Exporting records from Zotero and Importing them into Quid

sdspieg · December 3, 2016

Has anybody ever succeeded in doing this (see quid.com)? Apparently, the only way to do this is through csv (see http://resources.quid.com/guide/uploading-your-own-data/). If anybody has any idea on how to do this, I'd be very grateful. Oh and also for any other papermachine-like graph/visualization tools that could be hooked up to a Zotero library (with pdfs). Papermachines was great, but is no longer developed (to the best of my knowledge). I also can't get it to work any more :( But more importantly: all of this stuff is progressing so quickly now - with things like spaCy, tensorflow, etc. So I'm surprised that nobody has built on the work that Cora has done to add some more of functionality to it...

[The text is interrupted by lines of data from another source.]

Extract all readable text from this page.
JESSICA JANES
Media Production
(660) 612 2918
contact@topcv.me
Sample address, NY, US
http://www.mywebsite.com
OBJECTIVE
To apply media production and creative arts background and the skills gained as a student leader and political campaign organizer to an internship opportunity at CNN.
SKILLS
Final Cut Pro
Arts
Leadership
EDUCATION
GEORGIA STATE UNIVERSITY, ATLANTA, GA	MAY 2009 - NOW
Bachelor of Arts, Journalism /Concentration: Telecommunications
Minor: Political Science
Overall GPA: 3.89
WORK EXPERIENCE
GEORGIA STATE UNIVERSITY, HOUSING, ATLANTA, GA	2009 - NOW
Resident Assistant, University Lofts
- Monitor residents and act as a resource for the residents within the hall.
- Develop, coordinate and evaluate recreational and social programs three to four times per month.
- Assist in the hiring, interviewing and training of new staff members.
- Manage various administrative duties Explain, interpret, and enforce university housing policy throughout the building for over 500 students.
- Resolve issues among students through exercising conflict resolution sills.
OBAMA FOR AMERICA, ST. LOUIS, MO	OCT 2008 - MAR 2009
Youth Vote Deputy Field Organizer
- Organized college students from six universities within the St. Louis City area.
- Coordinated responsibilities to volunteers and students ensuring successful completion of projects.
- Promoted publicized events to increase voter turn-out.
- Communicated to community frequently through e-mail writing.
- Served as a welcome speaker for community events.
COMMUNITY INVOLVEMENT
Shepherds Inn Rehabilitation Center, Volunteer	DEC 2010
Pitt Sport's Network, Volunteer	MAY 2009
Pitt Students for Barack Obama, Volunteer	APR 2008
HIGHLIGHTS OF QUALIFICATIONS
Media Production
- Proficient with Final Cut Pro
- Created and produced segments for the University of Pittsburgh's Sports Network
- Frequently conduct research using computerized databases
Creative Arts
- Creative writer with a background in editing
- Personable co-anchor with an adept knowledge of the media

dragonfly · December 3, 2016

Thanks for your links above .. they add to my own research into visualisation .. and, like you, I have dropped experimenting with papermachines.

Please expand further on your comment ...

So I'm surprised that nobody has built on the work that Cora has done to add some more of functionality to it...

By Cora are you referring to Common Reference Architecture?

sdspieg · December 3, 2016

:) No. I was referring to Cora Johnson-Roberson, who created papermachines.

But so my main point was that papermachines may still be a nice 'base' to build upon. There are quite a few new open source tools out there (like the ones I mentioned), that might really raise our ability to 'analyze' large text corpora to a new level. And so if anybody is working on this, I'd certainly be interested to find out. I was unaware of things like spaCy and Parsey McParface until recently, but they seem to be making (especially if you also throw in TensorFlow and deep learning in general) the previous suite of cutting-edge NLP tools that papermachines was based on, obsolete.

Still - in the shorter term - I still hope that somebody will be able to help me with converting Zotero sqlite-libraries into text-only csv files that I could then import in Quid

dragonfly · December 3, 2016

Thanks for the clarification.

I discussed here ..

https://forums.zotero.org/discussion/comment/263806#Comment_263806

using Zotero to export an NLP training corpus.

The "Hierarchical JSON" custom built translator in that thread might be a good starting point.
e.g. you might run the output through a JSON to CSV script to make the export format compatible with Quid.

I would hazard a guess that Quid is based on IBM Watson or similar. At quid.com site in a brief search I couldn't find any clues to the underlying NLP platform used. Only this ...

We’re building something that’s never been built before. Tackling technical problems on the frontier of intelligence. Creating a platform that collects, organizes and interprets all of the world’s human knowledge. We’re creating cutting-edge algorithms, analytical platforms, scalable infrastructure and high-performance visual frameworks to bring you powerful insights you won’t find anywhere else.

And apparently Quid uses WebGL for visualisation of nodes.

Now, ideally, I'm looking for a platform where a private knowledge base can be analysed. In Quid and Watson you are required to add to the common knowledge base. But nevertheless Watson is interesting.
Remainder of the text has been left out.